Some kind of Forth machine, like Calculus Vaporis https://github.com/kragen/calculusvaporis, is one possibility.

Another would be a simple register machine, something like the PIC; also in 2014, I wrote a proposal for a nearly-MOV-machine version called "dontmove" at http://canonical.org/~kragen/sw/aspmisc/dontmove.md. The C implementation at http://canonical.org/~kragen/sw/aspmisc/dontmove.c compiles to 855 bytes of i386 machine code (38 .init, 784 .text, 23 .fini, 10 .rodata) and is dramatically more efficient than a simple BF implementation, and unlike BF, it has features like memory indexing and subroutine calls; but it's not as well tested.

Each of BF and Dontmove took me about half an hour to implement. Even though a simple Dontmove implementation is exponentially faster than a simple BF implementation, it's still orders of magnitude slower than native code. I'm still exploring how to better bridge that gap; ideally implementing the virtual machine wouldn't take the entire afternoon that is the goal of Chifir, and it wouldn't run as slow as Chifir. I suspect that some kind of SIMT architecture (like GLSL and GPUs in general) might be the right path, allowing a simple emulator to amortize interpretation overhead over many lanes of data. I expect Alan would be allergic to this idea.

As mentioned in the Cuneiform paper, Lorie and van der Hoeven have published some papers on what they call a Universal Virtual Computer, directed at archival, but unfortunately some of the design decisions in the UVC run strongly counter to the goal of ensuring that from-scratch implementations have a good chance of being compatible: bignum registers, for example, and complicated fundamental operations like float division. The consequence is that writing emulators to run on the UVC should be very easy, but no two implementations of the UVC will be compatible, so those emulators will not run successfully on new implementations of the UVC written after we are all dead.

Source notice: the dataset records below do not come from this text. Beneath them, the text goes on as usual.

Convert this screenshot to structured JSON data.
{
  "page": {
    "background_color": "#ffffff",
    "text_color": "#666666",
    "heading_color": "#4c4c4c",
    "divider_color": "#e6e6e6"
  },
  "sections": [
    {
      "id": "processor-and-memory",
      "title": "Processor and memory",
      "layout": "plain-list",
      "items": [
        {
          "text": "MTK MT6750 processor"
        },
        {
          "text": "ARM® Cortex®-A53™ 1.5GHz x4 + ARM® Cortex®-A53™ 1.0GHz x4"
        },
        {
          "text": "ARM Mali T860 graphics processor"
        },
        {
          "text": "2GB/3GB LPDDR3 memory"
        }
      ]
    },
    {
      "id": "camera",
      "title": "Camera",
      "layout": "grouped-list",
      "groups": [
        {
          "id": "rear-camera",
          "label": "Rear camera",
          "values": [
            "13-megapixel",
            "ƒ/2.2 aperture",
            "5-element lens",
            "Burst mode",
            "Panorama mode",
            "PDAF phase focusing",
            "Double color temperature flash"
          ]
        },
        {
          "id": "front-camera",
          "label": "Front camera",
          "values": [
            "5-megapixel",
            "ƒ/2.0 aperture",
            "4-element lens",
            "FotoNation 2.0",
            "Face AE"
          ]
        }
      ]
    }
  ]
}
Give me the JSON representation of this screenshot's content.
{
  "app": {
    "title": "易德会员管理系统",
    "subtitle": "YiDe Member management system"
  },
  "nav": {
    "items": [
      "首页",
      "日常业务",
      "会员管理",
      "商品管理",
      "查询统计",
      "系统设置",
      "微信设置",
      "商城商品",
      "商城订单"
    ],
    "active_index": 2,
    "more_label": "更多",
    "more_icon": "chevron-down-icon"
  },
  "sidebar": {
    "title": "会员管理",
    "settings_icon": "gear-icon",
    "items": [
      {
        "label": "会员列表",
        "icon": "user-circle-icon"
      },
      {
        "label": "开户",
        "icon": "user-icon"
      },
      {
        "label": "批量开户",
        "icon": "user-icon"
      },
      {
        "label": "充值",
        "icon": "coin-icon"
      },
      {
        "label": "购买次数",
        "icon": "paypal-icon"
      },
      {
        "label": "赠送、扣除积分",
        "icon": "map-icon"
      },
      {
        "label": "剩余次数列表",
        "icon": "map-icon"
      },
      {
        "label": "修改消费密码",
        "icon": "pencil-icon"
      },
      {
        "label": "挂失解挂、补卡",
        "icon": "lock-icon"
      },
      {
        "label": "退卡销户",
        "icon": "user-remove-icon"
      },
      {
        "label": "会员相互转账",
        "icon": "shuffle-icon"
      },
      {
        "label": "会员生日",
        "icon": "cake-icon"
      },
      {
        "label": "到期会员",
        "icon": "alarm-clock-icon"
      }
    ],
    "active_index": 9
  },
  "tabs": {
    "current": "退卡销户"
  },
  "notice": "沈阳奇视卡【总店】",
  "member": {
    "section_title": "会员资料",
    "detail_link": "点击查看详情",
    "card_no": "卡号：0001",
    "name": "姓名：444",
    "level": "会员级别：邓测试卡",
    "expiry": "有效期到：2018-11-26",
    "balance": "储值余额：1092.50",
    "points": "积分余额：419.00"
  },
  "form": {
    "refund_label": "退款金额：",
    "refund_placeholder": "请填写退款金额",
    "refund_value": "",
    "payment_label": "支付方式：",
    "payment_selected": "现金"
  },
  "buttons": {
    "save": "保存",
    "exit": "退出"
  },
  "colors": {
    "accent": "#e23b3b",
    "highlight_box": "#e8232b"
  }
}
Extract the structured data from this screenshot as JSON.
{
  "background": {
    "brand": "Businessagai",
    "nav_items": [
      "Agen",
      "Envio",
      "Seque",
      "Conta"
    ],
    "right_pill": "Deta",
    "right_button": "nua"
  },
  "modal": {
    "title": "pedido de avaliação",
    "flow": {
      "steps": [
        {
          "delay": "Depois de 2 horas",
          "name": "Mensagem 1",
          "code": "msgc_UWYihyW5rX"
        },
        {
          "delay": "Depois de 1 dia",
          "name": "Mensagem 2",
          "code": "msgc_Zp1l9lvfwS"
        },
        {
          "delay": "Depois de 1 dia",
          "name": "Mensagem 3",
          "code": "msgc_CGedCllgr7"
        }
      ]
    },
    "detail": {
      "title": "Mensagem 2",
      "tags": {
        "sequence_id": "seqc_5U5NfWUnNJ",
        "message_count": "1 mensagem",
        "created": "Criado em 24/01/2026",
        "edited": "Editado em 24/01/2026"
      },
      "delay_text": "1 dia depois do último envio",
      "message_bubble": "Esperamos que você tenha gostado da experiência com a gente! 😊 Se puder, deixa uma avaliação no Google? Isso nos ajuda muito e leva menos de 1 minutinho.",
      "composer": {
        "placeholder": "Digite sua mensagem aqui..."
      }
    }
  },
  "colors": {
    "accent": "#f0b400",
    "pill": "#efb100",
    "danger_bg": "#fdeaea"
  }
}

An issue barely mentioned in this paper is I/O devices. You'll note, for example, that Chifir has no mouse and no real-time clock, although it does have a keyboard and a framebuffer; its keyboard interface is somewhat underspecified but appears to lack control, alt, or other similar modifier keys, and there are no key-release events, and as abecedarius points out, reading the keyboard is blocking. This means that it will be impossible to write simple video games for Chifir that move your guy only as long as you hold down a key, and the lack of a real-time clock means that it can't do animations at a constant speed. It's likely that the specification and implementation of I/O devices for an archival virtual machine will require as much effort as that of the CPU.

drostie · on April 16, 2016

Somehow my brain turned off for the logo & the authors and I just started reading the main text. So somewhere in section 5, I started thinking, "Wow, this is great, it's like several talks I've heard from Alan Kay. ... ... Wait a minute..." Yep, he's the coauthor.

fritzo · on April 16, 2016

But there is mere 3-4 decade gap separating (1) when incomprehensibly complex but working computer systems are created, and (2) when sufficiently powerful reverse engineering systems can simulate those obsolete systems.

mmckeen · on April 16, 2016

I went to UCLA with one of the authors, weird to see this pop up on HN.

eschaton · on April 17, 2016

They wrote a paper with Alan Kay, why wouldn't it pop up on HN?